Pentingnya Peran Migas dalam Transisi Energi dan Dukungan Insentif pada Sektor Hulu



KONTAN.CO.ID -  JAKARTA. Transisi energi yang tengah gencar dilakukan di Indonesia dipastikan tidak akan menggeser peran energi fosil baik minyak maupun gas bumi. Sampai beberapa tahun bahkan puluhan tahun mendatang peran migas masih sangat vital untuk memenuhi kebutuhan energi Indonesia, termasuk menggerakkan perekonomian nasional. 

Namun sayang, lapangan–lapangan migas yang saat ini berproduksi umurnya sudah sangat tua (mature) yang mempengaruhi keekonomian proyek maupun lapangan migas tersebut. Pemerintah masih optimistis produksi migas masih bisa ditingkatkan melalui investasi yang dalam praktiknya tidak mudah. Salah satu usaha yang harus dilakukan adalah memberikan insentif bagi kegiatan usaha hulu migas.

Anggota Komisi VII DPR dari Fraksi PKS, Mulyanto mengatakan produksi migas harus terus didorong meskipun ada anggapan migas sudah habis masanya tapi pada kenyataannya migas berdampak langsung terhadap perekonomian Indonesia. Selain itu, di tengah kondisi sekarang saat harga minyak tinggi, negara juga menikmati keuntungan tersebut.


“Akhir-akhir ini dengan harga minyak naik sudah tentu hilir tertekan, hulu ini menambah suasana kondusif. Harga naik, investasi diharapkan naik, harganya naik. Dugaan ini terkonfirmasi Pertamina di hulu makin bagus. Bu Sri Mulyani (Menkeu) mengakui migas berikan tambahan cukup besar PNBP maupun pajak ke pendapatan negara,” jelas Mulyanto dalam acara webinar, Rabu (15/6). 

Baca Juga: Panas Bumi Dinilai Potensial Dukung Program Dekarbonisasi

Dewan Perwakilan Rakyat, menurut Mulyanto, bahkan mendorong pemerintah untuk lebih serius dalam mengejar target lifting migas sebesar 1 juta barel per hari (BPH) dan 12.000 juta kaki kubik per hari (MMscfd).
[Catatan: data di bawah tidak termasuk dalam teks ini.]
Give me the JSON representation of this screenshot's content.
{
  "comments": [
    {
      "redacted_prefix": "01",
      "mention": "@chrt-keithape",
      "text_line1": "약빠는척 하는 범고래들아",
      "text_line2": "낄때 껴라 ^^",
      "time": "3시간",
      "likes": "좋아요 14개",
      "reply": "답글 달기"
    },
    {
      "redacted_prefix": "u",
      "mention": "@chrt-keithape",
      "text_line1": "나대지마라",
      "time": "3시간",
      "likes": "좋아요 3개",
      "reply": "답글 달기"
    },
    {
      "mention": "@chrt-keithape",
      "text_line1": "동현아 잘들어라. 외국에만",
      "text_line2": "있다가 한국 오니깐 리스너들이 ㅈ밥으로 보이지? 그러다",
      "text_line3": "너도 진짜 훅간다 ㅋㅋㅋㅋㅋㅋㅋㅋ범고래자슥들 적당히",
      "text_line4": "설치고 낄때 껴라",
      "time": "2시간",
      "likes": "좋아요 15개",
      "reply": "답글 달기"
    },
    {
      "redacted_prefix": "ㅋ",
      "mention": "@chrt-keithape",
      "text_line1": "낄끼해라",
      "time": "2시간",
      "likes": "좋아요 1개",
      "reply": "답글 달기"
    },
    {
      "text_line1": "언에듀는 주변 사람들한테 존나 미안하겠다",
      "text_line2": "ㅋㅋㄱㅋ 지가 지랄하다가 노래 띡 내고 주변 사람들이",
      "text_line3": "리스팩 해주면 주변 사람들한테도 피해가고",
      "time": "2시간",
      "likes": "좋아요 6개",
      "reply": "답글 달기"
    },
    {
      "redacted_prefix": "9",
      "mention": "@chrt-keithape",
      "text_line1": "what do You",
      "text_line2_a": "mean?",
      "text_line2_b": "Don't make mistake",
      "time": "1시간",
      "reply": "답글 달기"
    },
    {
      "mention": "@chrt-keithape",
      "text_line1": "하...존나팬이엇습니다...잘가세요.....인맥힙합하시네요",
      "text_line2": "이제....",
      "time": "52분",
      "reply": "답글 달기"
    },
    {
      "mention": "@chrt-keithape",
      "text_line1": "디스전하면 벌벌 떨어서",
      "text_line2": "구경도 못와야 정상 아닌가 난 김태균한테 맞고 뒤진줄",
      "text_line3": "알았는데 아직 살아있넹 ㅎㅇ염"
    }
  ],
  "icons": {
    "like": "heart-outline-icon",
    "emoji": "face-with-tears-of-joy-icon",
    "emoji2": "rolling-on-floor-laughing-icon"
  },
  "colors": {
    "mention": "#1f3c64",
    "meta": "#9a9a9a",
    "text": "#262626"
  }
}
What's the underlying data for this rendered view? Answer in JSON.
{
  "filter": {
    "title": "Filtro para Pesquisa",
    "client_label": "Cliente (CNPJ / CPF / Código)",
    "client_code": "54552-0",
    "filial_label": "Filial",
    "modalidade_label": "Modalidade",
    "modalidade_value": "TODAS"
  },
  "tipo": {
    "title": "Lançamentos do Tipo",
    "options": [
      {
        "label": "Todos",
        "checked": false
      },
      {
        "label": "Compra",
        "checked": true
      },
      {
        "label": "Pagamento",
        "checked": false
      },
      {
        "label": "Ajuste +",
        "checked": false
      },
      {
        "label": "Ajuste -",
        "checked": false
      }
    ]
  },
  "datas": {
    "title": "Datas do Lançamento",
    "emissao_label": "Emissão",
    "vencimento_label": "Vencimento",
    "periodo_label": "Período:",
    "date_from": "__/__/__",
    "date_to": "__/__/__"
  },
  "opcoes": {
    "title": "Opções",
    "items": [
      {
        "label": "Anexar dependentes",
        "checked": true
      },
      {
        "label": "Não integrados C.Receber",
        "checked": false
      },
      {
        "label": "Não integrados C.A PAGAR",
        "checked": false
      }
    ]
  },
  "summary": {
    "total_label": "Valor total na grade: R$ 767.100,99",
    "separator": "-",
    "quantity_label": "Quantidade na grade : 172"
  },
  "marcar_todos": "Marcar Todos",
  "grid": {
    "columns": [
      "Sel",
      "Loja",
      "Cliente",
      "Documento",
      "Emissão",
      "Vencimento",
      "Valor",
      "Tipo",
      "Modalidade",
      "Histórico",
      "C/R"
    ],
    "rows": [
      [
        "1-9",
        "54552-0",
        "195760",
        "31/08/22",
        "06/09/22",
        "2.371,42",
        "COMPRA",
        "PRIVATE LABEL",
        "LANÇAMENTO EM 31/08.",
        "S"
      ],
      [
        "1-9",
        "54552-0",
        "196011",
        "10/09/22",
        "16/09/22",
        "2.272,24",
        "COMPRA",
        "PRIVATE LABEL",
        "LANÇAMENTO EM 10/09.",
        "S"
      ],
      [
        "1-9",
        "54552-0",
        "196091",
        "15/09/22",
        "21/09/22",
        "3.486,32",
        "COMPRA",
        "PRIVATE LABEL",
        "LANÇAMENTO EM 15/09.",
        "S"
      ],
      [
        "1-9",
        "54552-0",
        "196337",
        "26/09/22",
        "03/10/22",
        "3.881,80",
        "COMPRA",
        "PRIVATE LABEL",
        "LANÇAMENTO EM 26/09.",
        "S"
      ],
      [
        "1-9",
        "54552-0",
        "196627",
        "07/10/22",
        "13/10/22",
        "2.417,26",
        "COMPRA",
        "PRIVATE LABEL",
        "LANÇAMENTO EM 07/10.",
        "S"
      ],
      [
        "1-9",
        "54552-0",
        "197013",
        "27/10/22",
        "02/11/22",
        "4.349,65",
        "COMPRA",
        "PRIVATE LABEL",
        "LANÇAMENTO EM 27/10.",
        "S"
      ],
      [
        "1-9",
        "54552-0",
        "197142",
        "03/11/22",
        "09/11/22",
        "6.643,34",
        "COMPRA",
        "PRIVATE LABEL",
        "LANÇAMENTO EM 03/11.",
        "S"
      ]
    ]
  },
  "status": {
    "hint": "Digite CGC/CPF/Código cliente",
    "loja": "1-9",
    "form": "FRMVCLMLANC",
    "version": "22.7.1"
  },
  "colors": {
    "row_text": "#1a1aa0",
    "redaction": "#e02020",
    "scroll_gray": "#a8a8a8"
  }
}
Salah satunya dengan menjadikan target tersebut dituangkan dalam regulasi yang jelas. 

“Target 1 juta bph itu jadikan Peraturan Presiden (Perpres) atau Instruksi Presiden (Inpres). Kalau ada itu, dorongan kuat dari sisi keuangan,” ujar dia.

Anggota Dewan Energi Nasional Satya W Yudha mengatakan, transisi energi perlu dilakukan secara bertahap. Hal itu otomatis membuat hulu migas masih sangat diperlukan. 

Menurut dia cara tepat dalam pengembangan energi fosil atau migas adalah dengan memperhatikan keseimbangan pengembangan hulu migas dengan penurunan emisi melalui penggunaan energi. “Teman-teman di industri migas tidak usah khawatir dengan kehadiran EBT, kita masih gunakan fosil tapi dengan teknologi bersih,” ujar Satya.

Dia menegaskan, DEN terus mendorong perbaikan iklim investasi migas agar investor betah berinvestasi di Indonesia dengan memonetisasi dari lapangan yang ada. DEN mewanti-wanti agar produksi migas jangan terus turun. Pasalnya, berdasarkan skenario yang telah disusun oleh DEN, gas menjadi backbone dalam strategi transisi energi di Indonesia. 

Baca Juga: Menteri Investasi Bahlil Resmi Membuka Paviliun Indonesia di Davos, Swiss

“Migas masih jadi andalan sampai EBT siap mengambil sehingga tren migas ke depan bisa menuju energi lebih bersih,” ungkap Satya.

Dalam transisi energi menuju net zero emission, porsi energi fosil dalam bauran energi Indonesia pada tahun 2060 mendatang diproyeksikan masih akan sekitar 34%.

Gas bumi diproyeksi memiliki kontribusi besar dalam bauran energi primer Indonesia. Melalui RUEN pemerintah memproyeksikan kebutuhan gas bumi dalam negeri pada 2050 sebesar 25.869,1 MMSCFD.

Sekretaris SKK Migas Dr Taslim Z Yunus  mengungkapkan dalam outlook kebutuhan energi Indonesia menunjukkan bahwa masih ada ruang bagi industri migas untuk terus tumbuh. Apalagi pemerintah telah memberikan beberapa insentif kepada beberapa kontraktor kontrak kerja sama (KKKS). 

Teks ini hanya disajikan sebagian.